Attendre
Attendre, se rendre attentif à ce qui fait de l’attente un acte neutre, enroulé sur soi, serré en cercles dont le plus intérieur et le plus extérieur coïncident, attention distraite en attente et retournée jusqu’à l’inattendu. Attente, attente qui est le refus de rien attendre, calme étendue déroulée par les pas.
Depuis quand attendait-il ? L’attente est toujours l’attente de l’attente, reprenant en elle le commencement, suspendant la fin et, dans cet intervalle, ouvrant l’intervalle d’une autre attente. La nuit dans laquelle il n’est rien attendu, représente ce mouvement de l’attente.
L’impossibilité d’attendre appartient essentiellement à l’attente.

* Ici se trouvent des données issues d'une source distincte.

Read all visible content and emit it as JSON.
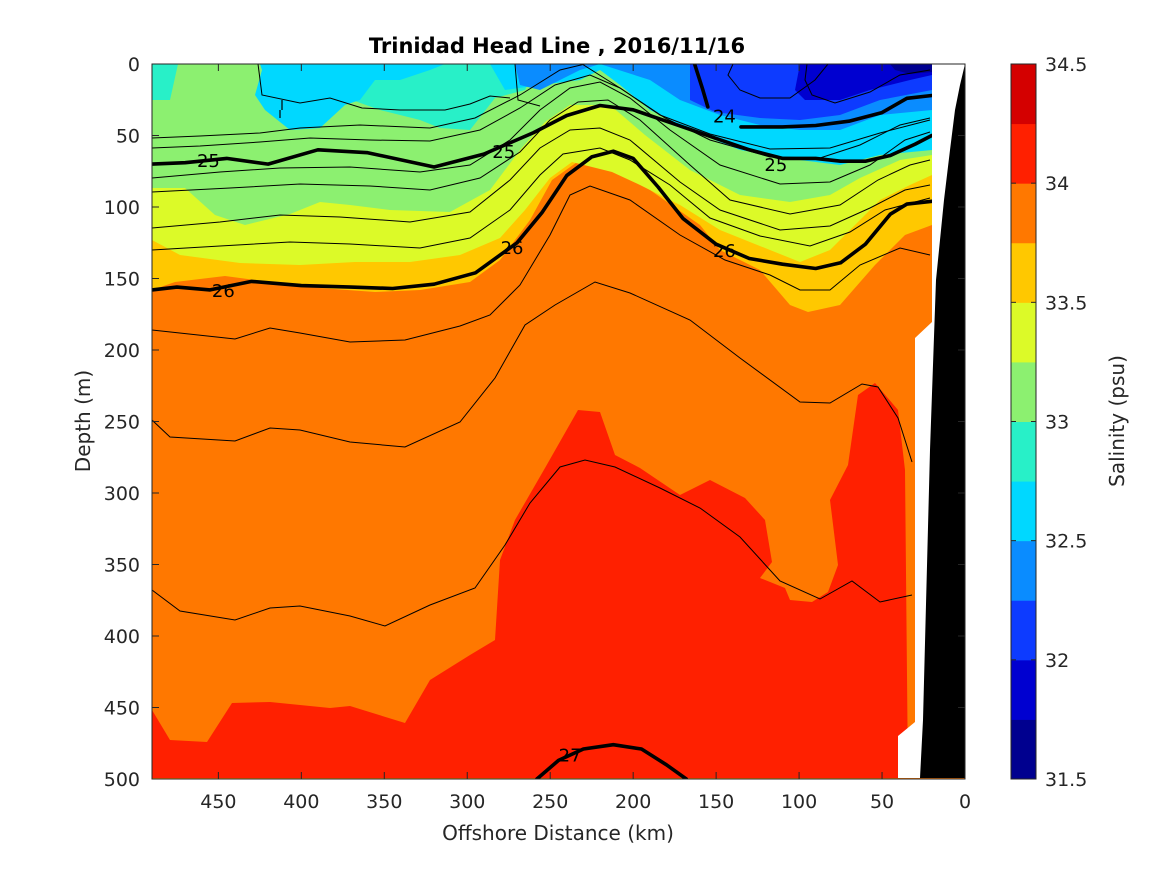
{
  "chart_data": {
    "type": "heatmap",
    "title": "Trinidad Head Line , 2016/11/16",
    "xlabel": "Offshore Distance (km)",
    "ylabel": "Depth (m)",
    "xlim": [
      490,
      0
    ],
    "ylim": [
      0,
      500
    ],
    "x_reversed": true,
    "y_reversed": true,
    "x_ticks": [
      450,
      400,
      350,
      300,
      250,
      200,
      150,
      100,
      50,
      0
    ],
    "y_ticks": [
      0,
      50,
      100,
      150,
      200,
      250,
      300,
      350,
      400,
      450,
      500
    ],
    "colorbar": {
      "label": "Salinity (psu)",
      "range": [
        31.5,
        34.5
      ],
      "tick_values": [
        31.5,
        32,
        32.5,
        33,
        33.5,
        34,
        34.5
      ],
      "tick_labels": [
        "31.5",
        "32",
        "32.5",
        "33",
        "33.5",
        "34",
        "34.5"
      ],
      "colors": [
        "#00008f",
        "#0000d0",
        "#0d3bff",
        "#0a8cff",
        "#00d8ff",
        "#28f0c8",
        "#8cf070",
        "#dcfa28",
        "#ffc800",
        "#ff7800",
        "#ff2000",
        "#d40000"
      ]
    },
    "salinity_bands": [
      {
        "min": 31.75,
        "max": 32.0,
        "color": "#0000d0"
      },
      {
        "min": 32.0,
        "max": 32.25,
        "color": "#0d3bff"
      },
      {
        "min": 32.25,
        "max": 32.5,
        "color": "#0a8cff"
      },
      {
        "min": 32.5,
        "max": 32.75,
        "color": "#00d8ff"
      },
      {
        "min": 32.75,
        "max": 33.0,
        "color": "#28f0c8"
      },
      {
        "min": 33.0,
        "max": 33.25,
        "color": "#8cf070"
      },
      {
        "min": 33.25,
        "max": 33.5,
        "color": "#dcfa28"
      },
      {
        "min": 33.5,
        "max": 33.75,
        "color": "#ffc800"
      },
      {
        "min": 33.75,
        "max": 34.0,
        "color": "#ff7800"
      },
      {
        "min": 34.0,
        "max": 34.25,
        "color": "#ff2000"
      }
    ],
    "density_contour_labels": [
      {
        "text": "24",
        "x": 145,
        "y": 36
      },
      {
        "text": "25",
        "x": 456,
        "y": 67
      },
      {
        "text": "25",
        "x": 278,
        "y": 61
      },
      {
        "text": "25",
        "x": 114,
        "y": 70
      },
      {
        "text": "26",
        "x": 447,
        "y": 158
      },
      {
        "text": "26",
        "x": 273,
        "y": 128
      },
      {
        "text": "26",
        "x": 145,
        "y": 130
      },
      {
        "text": "27",
        "x": 238,
        "y": 483
      }
    ],
    "bold_isopycnals": [
      {
        "label": "24",
        "x": [
          163,
          158,
          155
        ],
        "y": [
          0,
          18,
          30
        ]
      },
      {
        "label": "25",
        "x": [
          490,
          470,
          445,
          420,
          390,
          360,
          320,
          290,
          260,
          240,
          220,
          200,
          170,
          150,
          130,
          110,
          90,
          75,
          60,
          45,
          30,
          20
        ],
        "y": [
          70,
          69,
          66,
          70,
          60,
          62,
          72,
          63,
          48,
          36,
          29,
          32,
          44,
          52,
          60,
          66,
          66,
          68,
          68,
          64,
          56,
          50
        ]
      },
      {
        "label": "24",
        "x": [
          135,
          110,
          90,
          70,
          50,
          35,
          20
        ],
        "y": [
          44,
          44,
          43,
          40,
          34,
          24,
          22
        ]
      },
      {
        "label": "26",
        "x": [
          490,
          475,
          455,
          430,
          400,
          370,
          345,
          320,
          295,
          270,
          255,
          240,
          225,
          212,
          200,
          185,
          170,
          150,
          130,
          110,
          90,
          75,
          60,
          45,
          35,
          20
        ],
        "y": [
          158,
          156,
          158,
          152,
          155,
          156,
          157,
          154,
          146,
          125,
          104,
          78,
          65,
          61,
          66,
          86,
          108,
          126,
          136,
          140,
          143,
          139,
          126,
          105,
          98,
          96
        ]
      },
      {
        "label": "27",
        "x": [
          258,
          245,
          230,
          212,
          195,
          180,
          168
        ],
        "y": [
          500,
          487,
          479,
          476,
          479,
          490,
          500
        ]
      }
    ]
  }
}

Il se rendit compte qu’il n’avait écrit que pour répondre à l’impossibilité d’attendre. Ce qui était dit avait donc rapport à l’attente. Cette lumière le traversa, mais ne fit que le traverser.

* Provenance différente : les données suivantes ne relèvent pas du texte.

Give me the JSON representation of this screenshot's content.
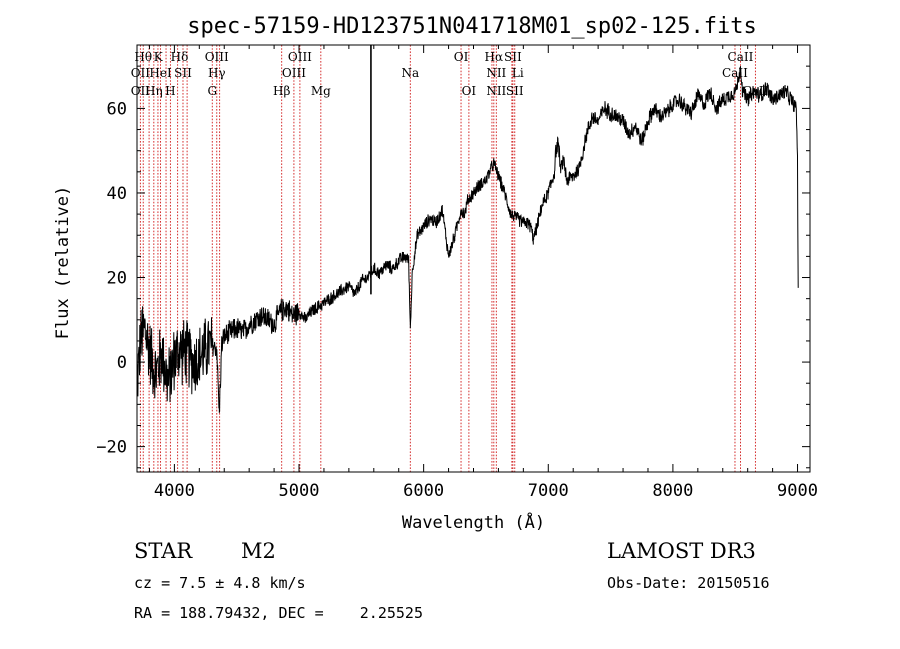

Depuis quand avait-il commencé d’attendre ? Depuis qu’il s’était rendu libre pour l’attente en perdant le désir des choses particulières et jusqu’au désir de la fin des choses. L’attente commence quand il n’y a plus rien à attendre, ni même la fin de l’attente. L’attente ignore et détruit ce qu’elle attend. L’attente n’attend rien.
Quelle que soit l’importance de l’objet de l’attente, il est toujours infiniment dépassé par le mouvement de l’attente. L’attente rend toutes choses également importantes également vaines. Pour attendre la moindre chose, nous disposons d’une puissance infinie d’attendre qui semble ne pouvoir être épuisée.
« L’attente ne console pas. » – « Ceux qui attendent n’ont à être consolés de rien. »
Maurice Blanchot, L’attente, l’oubli, Paris, Gallimard, coll. « L’imaginaire », 1962, p.16 ; pp.38-39.